The primary insurer provided a defense to the company subject to a reservation of rights and, in its initial correspondence to the insured company, referenced the 2005-2010 primary policies as “under consideration for coverage.” The primary insurer later added the primary policy for the 2004-2005 policy period as a policy “under consideration for coverage.” The excess insurer received copies of the primary insurer’s coverage letters and concluded that the primary insurer was “defending and indemnifying the insured up to policy limits on the 04/05 policy.” The excess insurer also concluded that the later policy years, including its own, were not implicated by the underlying litigation and, in March 2011, sent a letter to the insured advising it that the excess insurer was closing its file. The excess insurer copied the primary insurer on its closing letter but did not otherwise communicate with the primary insurer about its interpretation of the primary insurer’s coverage position.
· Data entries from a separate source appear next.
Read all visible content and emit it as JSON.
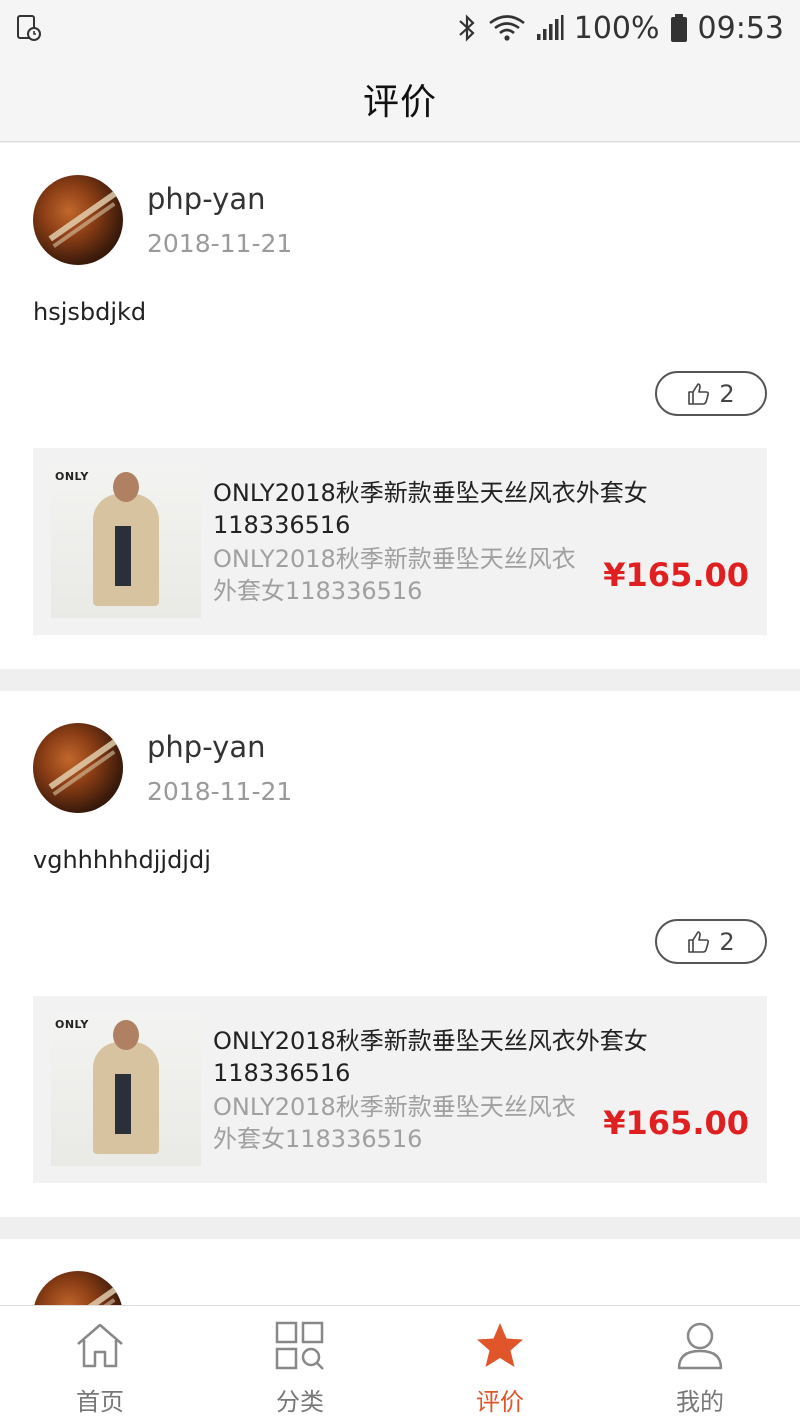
{
  "status_bar": {
    "battery": "100%",
    "time": "09:53",
    "icons": [
      "screen-timer-icon",
      "bluetooth-icon",
      "wifi-icon",
      "signal-icon",
      "battery-icon"
    ]
  },
  "header": {
    "title": "评价"
  },
  "reviews": [
    {
      "user": "php-yan",
      "date": "2018-11-21",
      "text": "hsjsbdjkd",
      "likes": "2",
      "product": {
        "logo": "ONLY",
        "title": "ONLY2018秋季新款垂坠天丝风衣外套女118336516",
        "subtitle": "ONLY2018秋季新款垂坠天丝风衣外套女118336516",
        "price": "¥165.00"
      }
    },
    {
      "user": "php-yan",
      "date": "2018-11-21",
      "text": "vghhhhhdjjdjdj",
      "likes": "2",
      "product": {
        "logo": "ONLY",
        "title": "ONLY2018秋季新款垂坠天丝风衣外套女118336516",
        "subtitle": "ONLY2018秋季新款垂坠天丝风衣外套女118336516",
        "price": "¥165.00"
      }
    }
  ],
  "tabs": [
    {
      "label": "首页",
      "icon": "home-icon",
      "active": false
    },
    {
      "label": "分类",
      "icon": "category-icon",
      "active": false
    },
    {
      "label": "评价",
      "icon": "star-icon",
      "active": true
    },
    {
      "label": "我的",
      "icon": "user-icon",
      "active": false
    }
  ],
  "colors": {
    "accent": "#e0562a",
    "price": "#e02020",
    "muted": "#9a9a9a"
  }
}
In August 2011, the excess insurer was informed of a mediation and demand from the insured to settle the underlying litigation. In September 2011, the excess insurer discussed the matter with the primary carrier, and the primary insurer clarified that it had not identified the policy year that was triggered. On October 3, 2011, the primary insurer informed the excess insurer that it had identified the 2009-2010 policy as the policy implicated by the underlying litigation and that it had agreed to tender its $1 million limit of liability on that policy. On October 7, 2011, the parties agreed to settle the underlying litigation for $11.5 million at a mediation, which the excess insurer attended. The excess insurer did not commit to provide funds for the settlement and, in January 2012, informed the insured that coverage was not available under its excess policies.
In the ensuing coverage litigation, the excess insurer asserted a cross-claim for negligence against the primary insurer and alleged that the primary insurer failed to provide information about the underlying litigation, the policy years that might be implicated, and the excess insurer’s potential exposure.
The court agreed with the primary insurer that the primary insurer did not owe a direct duty to the excess carrier and noted that policy considerations weighed against allowing such negligence claims. The court stated that the national trend among courts was not to recognize such a duty and that general negligence principles supported this outcome. In addition, the court noted that the excess insurer was aware of the underlying litigation and primary insurer’s coverage position but made “virtually no effort to investigate or resolve [the insured’s] claim based on an obviously incorrect interpretation of [the primary insurer’s] position regarding coverage.” Accordingly, the court found that “there is no legal justification to hold [the primary insurer] responsible for [the excess insurer’s] failure to protect its own interests.”